Annie Wittenmyer, an experienced wartime fund-raiser and administrator, was elected president at the WCTU’s founding in 1874. During her five-year tenure the WCTU developed a network of more than 1,000 local affiliates and began publishing the journal Our Union. Dissension, however, arose as a segment of the WCTU led by Frances Willard called for the addition of suffrage to the group’s platform enjoining abstinence from alcohol. In 1879 Wittenmyer, who opposed such a move, was replaced by Willard.
For the next two decades Willard led the temperance movement as the WCTU became one of the largest and most influential women’s groups of the 19th century. She expanded the organization’s platform to include such issues as labour laws and prison reform, and in 1891 she became president of the World WCTU (founded 1883). The WCTU also campaigned for women’s right to vote, though its support posed problems for suffragists as the alcohol industry became a powerful opponent of the movement.

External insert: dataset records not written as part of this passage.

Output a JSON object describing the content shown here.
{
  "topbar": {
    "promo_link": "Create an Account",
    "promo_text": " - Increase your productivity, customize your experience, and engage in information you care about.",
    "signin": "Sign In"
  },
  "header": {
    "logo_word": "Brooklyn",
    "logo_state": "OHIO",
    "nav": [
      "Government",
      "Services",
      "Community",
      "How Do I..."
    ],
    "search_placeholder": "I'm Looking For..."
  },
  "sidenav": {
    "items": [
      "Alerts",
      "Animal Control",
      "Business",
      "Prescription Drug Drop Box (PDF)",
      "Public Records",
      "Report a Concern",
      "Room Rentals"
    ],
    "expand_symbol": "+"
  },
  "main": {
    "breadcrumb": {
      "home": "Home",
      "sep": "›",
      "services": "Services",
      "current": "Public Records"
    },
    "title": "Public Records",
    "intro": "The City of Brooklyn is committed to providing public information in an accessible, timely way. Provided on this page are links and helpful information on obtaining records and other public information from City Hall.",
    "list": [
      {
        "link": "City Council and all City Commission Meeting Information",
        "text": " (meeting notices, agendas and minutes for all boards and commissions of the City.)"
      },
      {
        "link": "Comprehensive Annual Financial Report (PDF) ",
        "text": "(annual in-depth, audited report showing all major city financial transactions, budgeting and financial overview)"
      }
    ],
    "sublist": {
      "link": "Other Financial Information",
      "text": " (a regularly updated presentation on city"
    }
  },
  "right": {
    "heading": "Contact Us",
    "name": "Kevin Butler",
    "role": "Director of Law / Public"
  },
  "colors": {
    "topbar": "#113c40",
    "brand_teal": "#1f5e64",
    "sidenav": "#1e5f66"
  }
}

With Willard’s death in 1898, the WCTU began to distance itself from feminist groups, instead focusing primarily on prohibition. Though its membership steadily declined following the passage of the Eighteenth Amendment (Prohibition) in 1919, the WCTU continued to operate through the 20th century. Opposed to the use of tobacco, alcohol, and illegal drugs, it ran a publishing house and was active in schools.